When our oldest son Alex was selecting a college we went to Halifax Nova Scotia and during the visit to the Dalhousie campus we took a little diversion to Fairlawn Cemetery. Seeing the rows and rows of graves from the Titanic wreck was an experience where no one talked.
Reading inscriptions, considering the event and what if you were on the boat or had losted loved ones that were on board the luxury liner’s maiden voyage all roll around inside your head. The tour of the graves from the Titanic wreck was eerie. It hit me the same way touring the Arizona Pearl Harbor memorial with my wife and kids in Hawaii. No discussion, no chatter, no talking as it strikes you deeply inside.
Cause for pause to consider the great cruise ship Titanic tragedy that ripped it open like a can opener after grazing, scraping, striking an iceberg.
Then quickly dispatched, sent, sunk to the bottom of the cold salty sea watery grave about 700 miles off Halifax. It makes you think of the chain of events, what it was like to hear the news back in 1912. Being in Maine, living this close to Canada, being related to many in the neighboring province makes the event a little more personal.
The images from the Titanic graves make you realize the great human loss, to consider how it must have affected a family just like news of a war casualty would. When the war department representative knocked on your front door.
Removed his military hat with respect, dignity and regrettably announced, delivered the news of the loss. As the Mom, Dad, sister or brother’s knees buckled, the wind got sucked out of them like a life sucker punch. We all do not know how grateful we should be, how lucky most of us truely are.
Been on a number of vacation sea cruises and looking forward to the next one if I can find a travel partner but have never plyed the water where icebergs were visible or the norm.
And during the muster drill by the lifeboats, after seeing those Titanic graves, over 300 of them, I think about the importance of enough lifeboats.

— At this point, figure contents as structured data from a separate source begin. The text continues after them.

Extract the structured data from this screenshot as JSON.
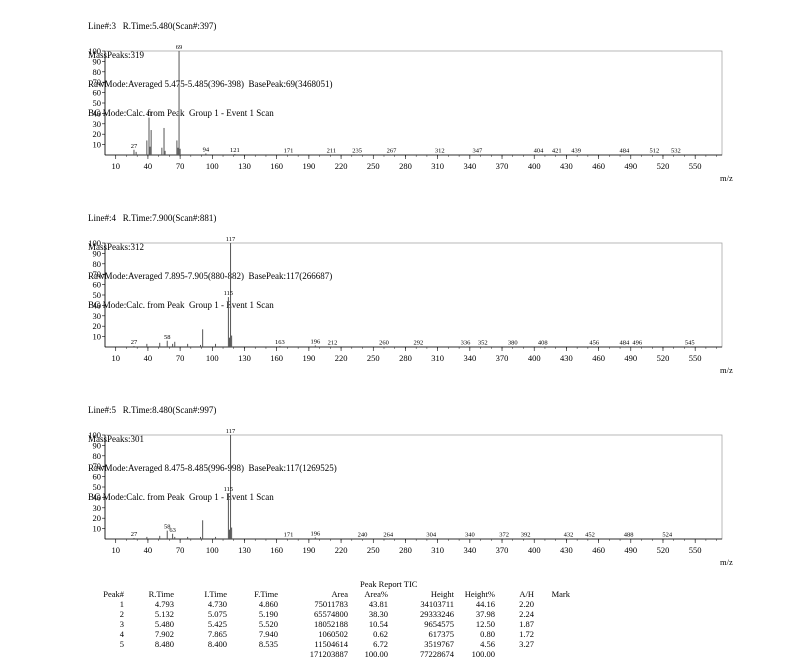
{
  "spectra": [
    {
      "header": [
        "Line#:3   R.Time:5.480(Scan#:397)",
        "MassPeaks:319",
        "RawMode:Averaged 5.475-5.485(396-398)  BasePeak:69(3468051)",
        "BG Mode:Calc. from Peak  Group 1 - Event 1 Scan"
      ]
    },
    {
      "header": [
        "Line#:4   R.Time:7.900(Scan#:881)",
        "MassPeaks:312",
        "RawMode:Averaged 7.895-7.905(880-882)  BasePeak:117(266687)",
        "BG Mode:Calc. from Peak  Group 1 - Event 1 Scan"
      ]
    },
    {
      "header": [
        "Line#:5   R.Time:8.480(Scan#:997)",
        "MassPeaks:301",
        "RawMode:Averaged 8.475-8.485(996-998)  BasePeak:117(1269525)",
        "BG Mode:Calc. from Peak  Group 1 - Event 1 Scan"
      ]
    }
  ],
  "chart_data": [
    {
      "type": "bar",
      "xlabel": "m/z",
      "xlim": [
        0,
        575
      ],
      "ylim": [
        0,
        100
      ],
      "xticks": [
        10,
        40,
        70,
        100,
        130,
        160,
        190,
        220,
        250,
        280,
        310,
        340,
        370,
        400,
        430,
        460,
        490,
        520,
        550
      ],
      "yticks": [
        10,
        20,
        30,
        40,
        50,
        60,
        70,
        80,
        90,
        100
      ],
      "peaks": [
        [
          27,
          5
        ],
        [
          29,
          3
        ],
        [
          39,
          14
        ],
        [
          41,
          36
        ],
        [
          42,
          8
        ],
        [
          43,
          24
        ],
        [
          53,
          7
        ],
        [
          55,
          26
        ],
        [
          56,
          4
        ],
        [
          67,
          14
        ],
        [
          68,
          7
        ],
        [
          69,
          100
        ],
        [
          70,
          6
        ],
        [
          94,
          1.5
        ],
        [
          121,
          1
        ],
        [
          171,
          0.5
        ],
        [
          211,
          0.5
        ],
        [
          235,
          0.5
        ],
        [
          267,
          0.5
        ],
        [
          312,
          0.5
        ],
        [
          347,
          0.5
        ],
        [
          404,
          0.5
        ],
        [
          421,
          0.5
        ],
        [
          439,
          0.5
        ],
        [
          484,
          0.5
        ],
        [
          512,
          0.5
        ],
        [
          532,
          0.5
        ]
      ],
      "labels": [
        [
          27,
          "27"
        ],
        [
          41,
          "41"
        ],
        [
          69,
          "69"
        ],
        [
          94,
          "94"
        ],
        [
          121,
          "121"
        ],
        [
          171,
          "171"
        ],
        [
          211,
          "211"
        ],
        [
          235,
          "235"
        ],
        [
          267,
          "267"
        ],
        [
          312,
          "312"
        ],
        [
          347,
          "347"
        ],
        [
          404,
          "404"
        ],
        [
          421,
          "421"
        ],
        [
          439,
          "439"
        ],
        [
          484,
          "484"
        ],
        [
          512,
          "512"
        ],
        [
          532,
          "532"
        ]
      ]
    },
    {
      "type": "bar",
      "xlabel": "m/z",
      "xlim": [
        0,
        575
      ],
      "ylim": [
        0,
        100
      ],
      "xticks": [
        10,
        40,
        70,
        100,
        130,
        160,
        190,
        220,
        250,
        280,
        310,
        340,
        370,
        400,
        430,
        460,
        490,
        520,
        550
      ],
      "yticks": [
        10,
        20,
        30,
        40,
        50,
        60,
        70,
        80,
        90,
        100
      ],
      "peaks": [
        [
          27,
          1
        ],
        [
          39,
          3
        ],
        [
          51,
          4
        ],
        [
          58,
          6
        ],
        [
          63,
          3
        ],
        [
          65,
          5
        ],
        [
          77,
          3
        ],
        [
          89,
          2
        ],
        [
          91,
          17
        ],
        [
          103,
          3
        ],
        [
          115,
          48
        ],
        [
          116,
          9
        ],
        [
          117,
          100
        ],
        [
          118,
          11
        ],
        [
          163,
          1
        ],
        [
          196,
          1.5
        ],
        [
          212,
          0.5
        ],
        [
          260,
          0.5
        ],
        [
          292,
          0.5
        ],
        [
          336,
          0.5
        ],
        [
          352,
          0.5
        ],
        [
          380,
          0.5
        ],
        [
          408,
          0.5
        ],
        [
          456,
          0.5
        ],
        [
          484,
          0.5
        ],
        [
          496,
          0.5
        ],
        [
          545,
          0.5
        ]
      ],
      "labels": [
        [
          27,
          "27"
        ],
        [
          58,
          "58"
        ],
        [
          115,
          "115"
        ],
        [
          117,
          "117"
        ],
        [
          163,
          "163"
        ],
        [
          196,
          "196"
        ],
        [
          212,
          "212"
        ],
        [
          260,
          "260"
        ],
        [
          292,
          "292"
        ],
        [
          336,
          "336"
        ],
        [
          352,
          "352"
        ],
        [
          380,
          "380"
        ],
        [
          408,
          "408"
        ],
        [
          456,
          "456"
        ],
        [
          484,
          "484"
        ],
        [
          496,
          "496"
        ],
        [
          545,
          "545"
        ]
      ]
    },
    {
      "type": "bar",
      "xlabel": "m/z",
      "xlim": [
        0,
        575
      ],
      "ylim": [
        0,
        100
      ],
      "xticks": [
        10,
        40,
        70,
        100,
        130,
        160,
        190,
        220,
        250,
        280,
        310,
        340,
        370,
        400,
        430,
        460,
        490,
        520,
        550
      ],
      "yticks": [
        10,
        20,
        30,
        40,
        50,
        60,
        70,
        80,
        90,
        100
      ],
      "peaks": [
        [
          27,
          1
        ],
        [
          39,
          2
        ],
        [
          51,
          3
        ],
        [
          58,
          8
        ],
        [
          63,
          5
        ],
        [
          65,
          2
        ],
        [
          77,
          2
        ],
        [
          89,
          2
        ],
        [
          91,
          18
        ],
        [
          103,
          2
        ],
        [
          115,
          44
        ],
        [
          116,
          9
        ],
        [
          117,
          100
        ],
        [
          118,
          11
        ],
        [
          171,
          0.5
        ],
        [
          196,
          1.5
        ],
        [
          240,
          0.5
        ],
        [
          264,
          0.5
        ],
        [
          304,
          0.5
        ],
        [
          340,
          0.5
        ],
        [
          372,
          0.5
        ],
        [
          392,
          0.5
        ],
        [
          432,
          0.5
        ],
        [
          452,
          0.5
        ],
        [
          488,
          0.5
        ],
        [
          524,
          0.5
        ]
      ],
      "labels": [
        [
          27,
          "27"
        ],
        [
          58,
          "58"
        ],
        [
          63,
          "63"
        ],
        [
          115,
          "115"
        ],
        [
          117,
          "117"
        ],
        [
          171,
          "171"
        ],
        [
          196,
          "196"
        ],
        [
          240,
          "240"
        ],
        [
          264,
          "264"
        ],
        [
          304,
          "304"
        ],
        [
          340,
          "340"
        ],
        [
          372,
          "372"
        ],
        [
          392,
          "392"
        ],
        [
          432,
          "432"
        ],
        [
          452,
          "452"
        ],
        [
          488,
          "488"
        ],
        [
          524,
          "524"
        ]
      ]
    }
  ],
  "report": {
    "title": "Peak Report TIC",
    "columns": [
      "Peak#",
      "R.Time",
      "I.Time",
      "F.Time",
      "Area",
      "Area%",
      "Height",
      "Height%",
      "A/H",
      "Mark"
    ],
    "rows": [
      [
        "1",
        "4.793",
        "4.730",
        "4.860",
        "75011783",
        "43.81",
        "34103711",
        "44.16",
        "2.20",
        ""
      ],
      [
        "2",
        "5.132",
        "5.075",
        "5.190",
        "65574800",
        "38.30",
        "29333246",
        "37.98",
        "2.24",
        ""
      ],
      [
        "3",
        "5.480",
        "5.425",
        "5.520",
        "18052188",
        "10.54",
        "9654575",
        "12.50",
        "1.87",
        ""
      ],
      [
        "4",
        "7.902",
        "7.865",
        "7.940",
        "1060502",
        "0.62",
        "617375",
        "0.80",
        "1.72",
        ""
      ],
      [
        "5",
        "8.480",
        "8.400",
        "8.535",
        "11504614",
        "6.72",
        "3519767",
        "4.56",
        "3.27",
        ""
      ]
    ],
    "totals": [
      "",
      "",
      "",
      "",
      "171203887",
      "100.00",
      "77228674",
      "100.00",
      "",
      ""
    ]
  }
}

How the wreck caused tighter regulations for safety, to save lives if an accident happened. To limit loss of life during the peril as momentous in maritime history as the wreck of the Titanic. After a hockey game in Nackawic, I took the kids a little further south to Fredricton Canada to watch the intial showing of the Titanic movie.
The latest James Cameron Titanic movie, who by the way is a noted Canadian film director, reated one heck of a love story. A short term relationship but a once in a life time powerful connection any of us would cherish, respect. I know that deep, sacred feeling and am recovering from the loss of that kind of supernatural love.
The Titanic news is back in the press as the 100th anniversary of the wreck that fascinates and haunts many is etched in their memories. Bringing up a sea of emotions, feelings and powerful and at the same time unsettling thoughts, mixed reactions. How many times have you watched the Titanic movie?